I accept that it is very difficult to deal with ragwort, and the Department finds doing so costly and time consuming. In the past year, the Department has been seriously distracted with the foot and mouth epidemic, which, as the hon. Gentleman will appreciate, has made it very difficult for us to give our full attention to such problems, but I assure him that we will continue to support bodies such as the National Equine Welfare Council, which does an excellent job in relation to this issue. Where appropriate, we will pursue complaints about ragwort, within our farmland and agricultural enterprise priorities, which can include equine activities. I also assure him that we shall continue, through our various agencies and Departments, to try to promote good practice in controlling the weed and, wherever possible, to try to disseminate that information.

Richard Younger-Ross

I appreciate the Minister's comments. This question was asked in the previous debate on ragwort, but is DEFRA considering any research programme on ragwort? Two years ago, the answer was negative, but having moved on two years, I hope that DEFRA has considered funding some research, especially into the equine side of the issue. Will he consider funding research into the possible risks to humans? It is a worldwide problem, so other people may be working on it elsewhere—

Mr. Deputy Speaker (Sir Alan Haselhurst)

Order. An intervention should be just that, and the Minister has very little time left to reply.

Mr. Morley

Thank you, Mr. Deputy Speaker.

I am not aware of any current research into the effects on human health, but I assure the hon. Gentleman that I will check with my Department and tell him in writing what we know about the situation. I repeat that the Department has commissioned an ADAS research project on ragwort and its control, with particular reference to horses. We are funding research into the most efficient ways to control the weed, and I very much hope that that helps the livestock sector.

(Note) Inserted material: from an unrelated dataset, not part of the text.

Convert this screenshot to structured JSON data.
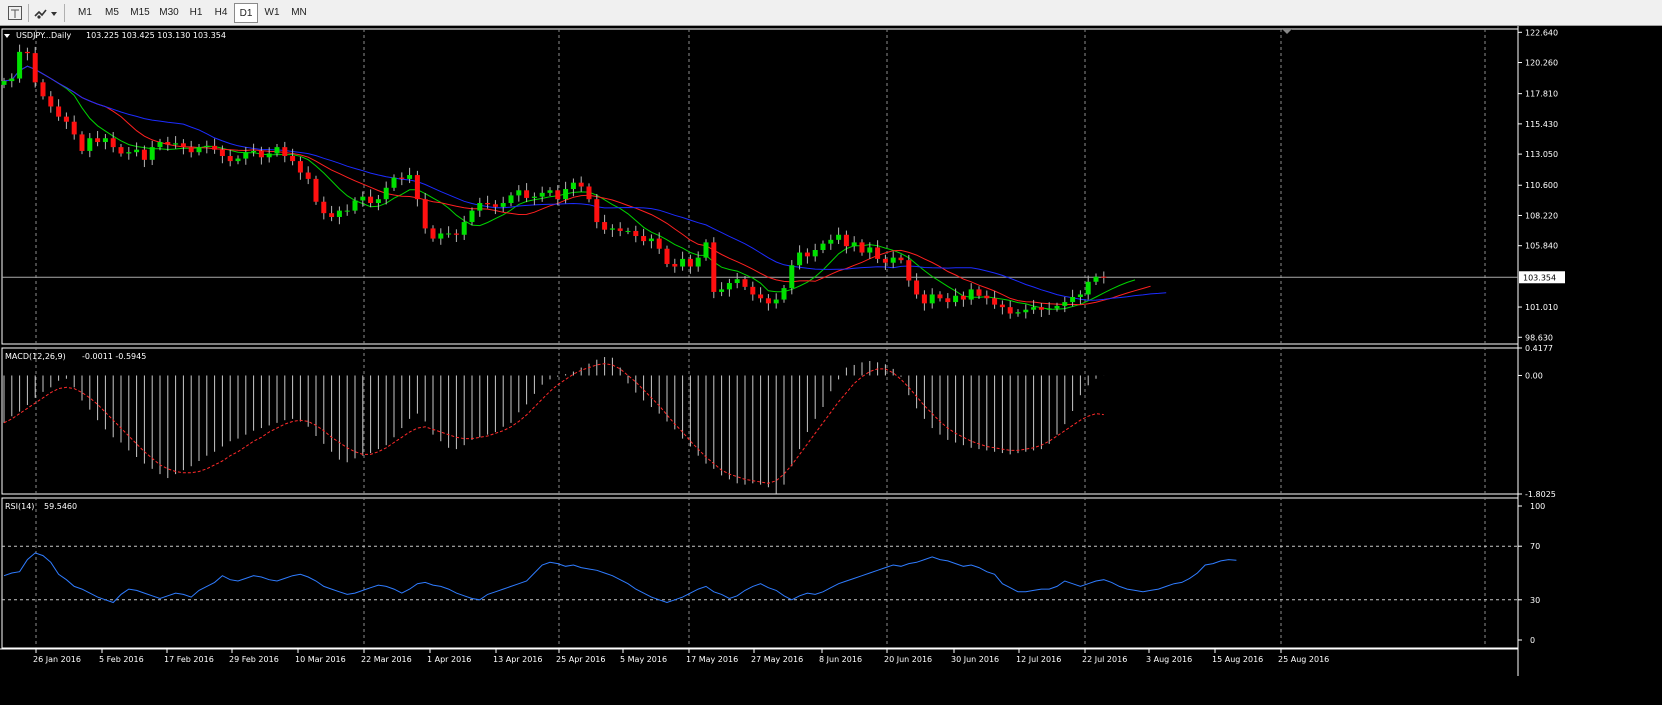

Although I would not want to mislead the hon. Gentleman about the difficulty, costs and resource implications to DEFRA in relation to ragwort control, I want to assure him that we take it seriously, that we will continue to work with interested organisations on research and development, and that we will do what we can to play an appropriate role, alongside the responsibility of landowners and livestock owners, to minimise the risk to livestock that the weed presents.

Question put and agreed to.

Adjourned accordingly at one minute to Eleven o'clock.